2. Urinalysis coordinators (UC) shall use the DoD web-based Drug Testing Program
(DTP) Lite system, Version 5.4.1.1.  Tripler Army Medical Center (TAMC) has updated
DTP Lite to use 10-digit DoD numbers.  Units with members generated on rosters from
DA will need to manually enter their DoD numbers into the roster. 

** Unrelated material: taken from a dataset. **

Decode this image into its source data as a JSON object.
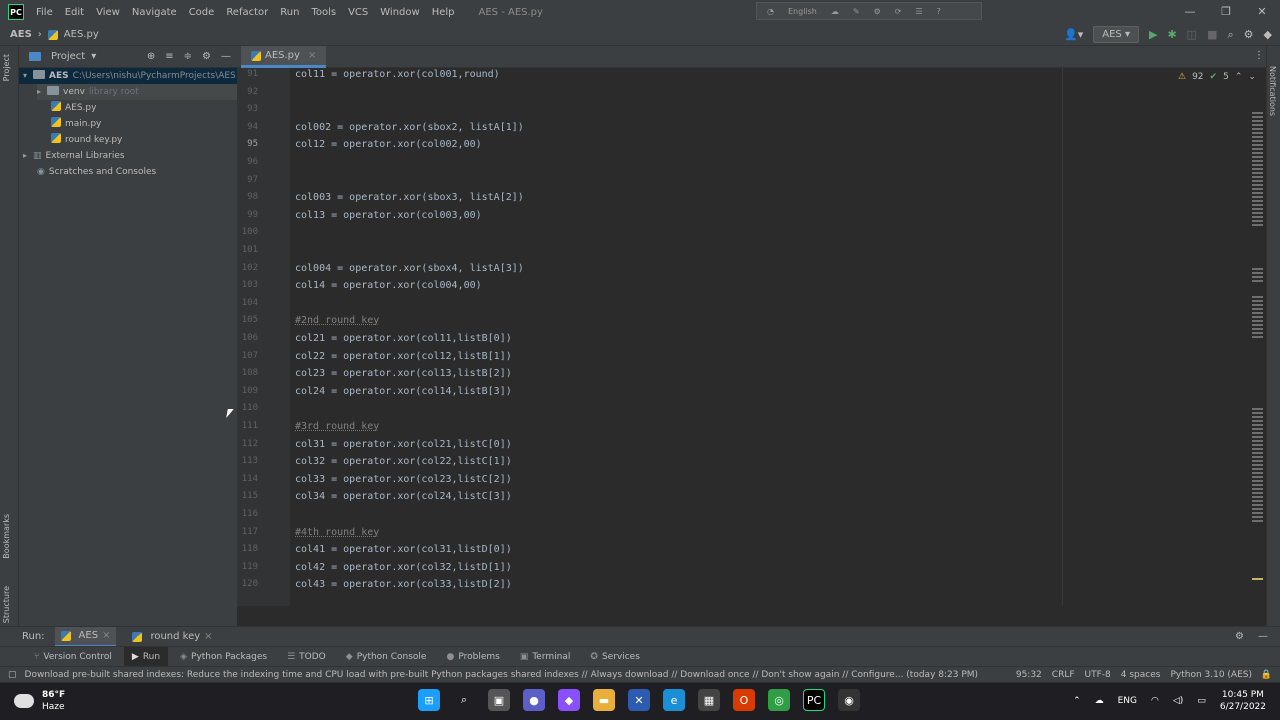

3.  Until further notice, memos requesting Full Panel Testing are no longer required when
submitting samples to TAMC.
4.   IAW Art. 4.B.1 of Ref A and the FORCECOM Admin Assessment Checklist, units
shall retain urinalysis testing paperwork for the current year plus one additional year, 
including: 1) copies of the DD-Form 2624, Urinalysis Ledger, 2) mail receipt showing
date samples were shipped, and 3) corresponding results from TAMC for each testing
event.
5.  Units receiving positive urinalysis results must report those results to the Coast Guard
Investigative Service (CGIS) for entry into National Instant Criminal Background Check
System (NICS).  Upon being notified of a positive urinalysis result, CGIS will work with
the command to determine if a CGIS investigation is warranted versus a unit
investigation outlined in Chap. 3 of Ref A.  Units shall notify CG PSC PSD-FS of all
positive urinalysis result outcomes. In addition, Ref A, Art. 3.B.4.a.(2) requires units to
document and report findings of “No Drug Incidents” to CG PSC PSD-FS. 

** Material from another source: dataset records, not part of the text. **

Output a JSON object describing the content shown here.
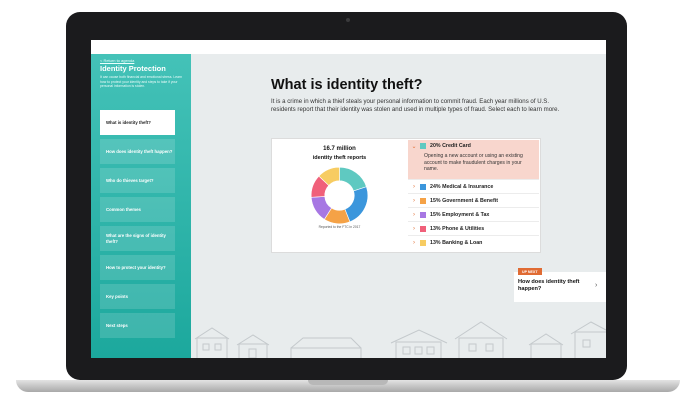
{
  "page": {
    "sidebar": {
      "back_link": "< Return to agenda",
      "title": "Identity Protection",
      "description": "It can cause both financial and emotional stress. Learn how to protect your identity and steps to take if your personal information is stolen.",
      "items": [
        {
          "label": "What is identity theft?",
          "active": true
        },
        {
          "label": "How does identity theft happen?",
          "active": false
        },
        {
          "label": "Who do thieves target?",
          "active": false
        },
        {
          "label": "Common themes",
          "active": false
        },
        {
          "label": "What are the signs of identity theft?",
          "active": false
        },
        {
          "label": "How to protect your identity?",
          "active": false
        },
        {
          "label": "Key points",
          "active": false
        },
        {
          "label": "Next steps",
          "active": false
        }
      ]
    },
    "main": {
      "title": "What is identity theft?",
      "intro": "It is a crime in which a thief steals your personal information to commit fraud. Each year millions of U.S. residents report that their identity was stolen and used in multiple types of fraud. Select each to learn more."
    },
    "stats": {
      "number": "16.7 million",
      "label": "identity theft reports",
      "source": "Reported to the FTC in 2017"
    },
    "categories": [
      {
        "label": "20% Credit Card",
        "value": 20,
        "color": "#5fc9c1",
        "expanded": true,
        "description": "Opening a new account or using an existing account to make fraudulent charges in your name."
      },
      {
        "label": "24% Medical & Insurance",
        "value": 24,
        "color": "#3b96dc",
        "expanded": false
      },
      {
        "label": "15% Government & Benefit",
        "value": 15,
        "color": "#f5a246",
        "expanded": false
      },
      {
        "label": "15% Employment & Tax",
        "value": 15,
        "color": "#a777e3",
        "expanded": false
      },
      {
        "label": "13% Phone & Utilities",
        "value": 13,
        "color": "#f0607a",
        "expanded": false
      },
      {
        "label": "13% Banking & Loan",
        "value": 13,
        "color": "#f7cc62",
        "expanded": false
      }
    ],
    "up_next": {
      "badge": "UP NEXT",
      "title": "How does identity theft happen?"
    }
  }
}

6.  Discrepancy rates continue to be exceedingly high. Discrepancy codes by unit are
included in monthly reports from TAMC and provided to Major Commands
(MAJCOMs) by CG PSC PSD-FS. The most common discrepancies continue to be (FA):
The UIC or BAC in blocks 4 or 3 is either incorrect or doesn't match that found on the
bottle label; (FN): The most common reason is the absence of a single original signature
on the custody section; (GG): If the collector includes a bottle as space filler (helps keep
the bottle from moving in shipment yielding illegible labels and/or spills) it must have no
label. The form should have a line through the SSN with the collector's initials and date. 
MAJCOMS and units are encouraged to closely review monthly drug testing reports to
ensure specimens are processed IAW Ref A and to proactively address reported
discrepancies, especially those leading to rejected samples.  These errors can be remedied
by utilizing DTP Lite, paying attention to detail and utilizing the Urinalysis Tactics,
Techniques and Procedures (TTP) provided on the DCMS Drug Testing website in
paragraph 1 above.
7. For general urinalysis questions, units should contact their MAJCOM coordinator.  CG
PSC PSD-FS POC is CWO Eric Lowe, (202) 795-6646, email eric.p.lowe(at)uscg.mil.
8. RDML M. T. Bell Jr., Commander, CG Personnel Service Center, sends. The Service
Center for Our Most Important Resource – Our People.
9. Internet release authorized.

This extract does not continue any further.